An article included the following statement: "Few people believe there's much reality in reality TV: a total of 86% said the shows are either 'totally made up' or 'mostly distorted.'" This statement was based on a survey of 1006 randomly selected adults. Compute a bound on the error (based on 95% confidence) of estimation for the reported proportion of 0.86. (Round your answer to three decimal places.) Interpret the bound. (Round your answers to one decimal place.) We are % confident that the proportion of all adults who believe that the shows are either "totally made up" or "mostly distorted" is within % of the sample proportion of %.

Answer 1

Answer:

We are 95% confident that the proportion of all adults who believe that the shows are either "totally made up" or "mostly distorted" is within 83.9% and 88.1%.

Step-by-step explanation:

Let p = proportion of people who believe that the reality TV shows are either "totally made up" or "mostly distorted".

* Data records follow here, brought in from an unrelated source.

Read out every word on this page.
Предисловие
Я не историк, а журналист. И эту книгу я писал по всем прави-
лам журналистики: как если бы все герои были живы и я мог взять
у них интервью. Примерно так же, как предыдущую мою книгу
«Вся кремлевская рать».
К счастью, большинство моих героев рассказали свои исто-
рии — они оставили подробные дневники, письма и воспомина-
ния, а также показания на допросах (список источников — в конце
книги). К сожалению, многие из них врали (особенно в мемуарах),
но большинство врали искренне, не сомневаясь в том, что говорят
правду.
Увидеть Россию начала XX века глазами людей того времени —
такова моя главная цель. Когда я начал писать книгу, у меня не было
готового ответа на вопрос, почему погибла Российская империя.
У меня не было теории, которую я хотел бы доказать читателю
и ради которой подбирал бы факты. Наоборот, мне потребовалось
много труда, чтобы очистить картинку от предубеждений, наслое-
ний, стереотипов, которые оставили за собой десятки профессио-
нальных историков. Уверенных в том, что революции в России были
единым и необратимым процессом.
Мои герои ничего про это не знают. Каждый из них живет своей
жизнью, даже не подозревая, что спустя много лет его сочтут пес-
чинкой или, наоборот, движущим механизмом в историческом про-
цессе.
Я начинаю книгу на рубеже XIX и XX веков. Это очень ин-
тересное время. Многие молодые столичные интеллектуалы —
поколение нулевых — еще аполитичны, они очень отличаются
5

A random sample of n = 1006 adults are selected. Of these adults 86% believes that the reality TV shows are either "totally made up" or "mostly distorted".

The (1 - α)% confidence interval for the population proportion is:

$CI=\hat p\pm z_{\alpha/2}\times \sqrt{\frac{\hat p(1-\hat p)}{n}}$

The (1 - α)% confidence interval for the parameter implies that there is (1 - α)% confidence or certainty that the true parameter value is contained in the interval.

Compute the critical value of z for 95% confidence level as follows:

$z_{\alpha/2}=z_{0.05/2}=z_{0.025}=1.96$

*Use a z-table.

Compute the 95% confidence interval for the population proportion as follows:

$CI=\hat p\pm z_{\alpha/2}\times \sqrt{\frac{\hat p(1-\hat p)}{n}}$

    $=0.86\pm 1.96\times \sqrt{\frac{0.86(1-0.86)}{1006}}\\=0.86\pm 0.0214\\=(0.8386, 0.8814)\\\approx (0.839, 0.881)$

The 95% confidence interval for the proportion of all adults who believe that the shows are either "totally made up" or "mostly distorted" is (0.839, 0.881).

This confidence interval implies that:

We are 95% confident that the proportion of all adults who believe that the shows are either "totally made up" or "mostly distorted" is within 83.9% and 88.1%.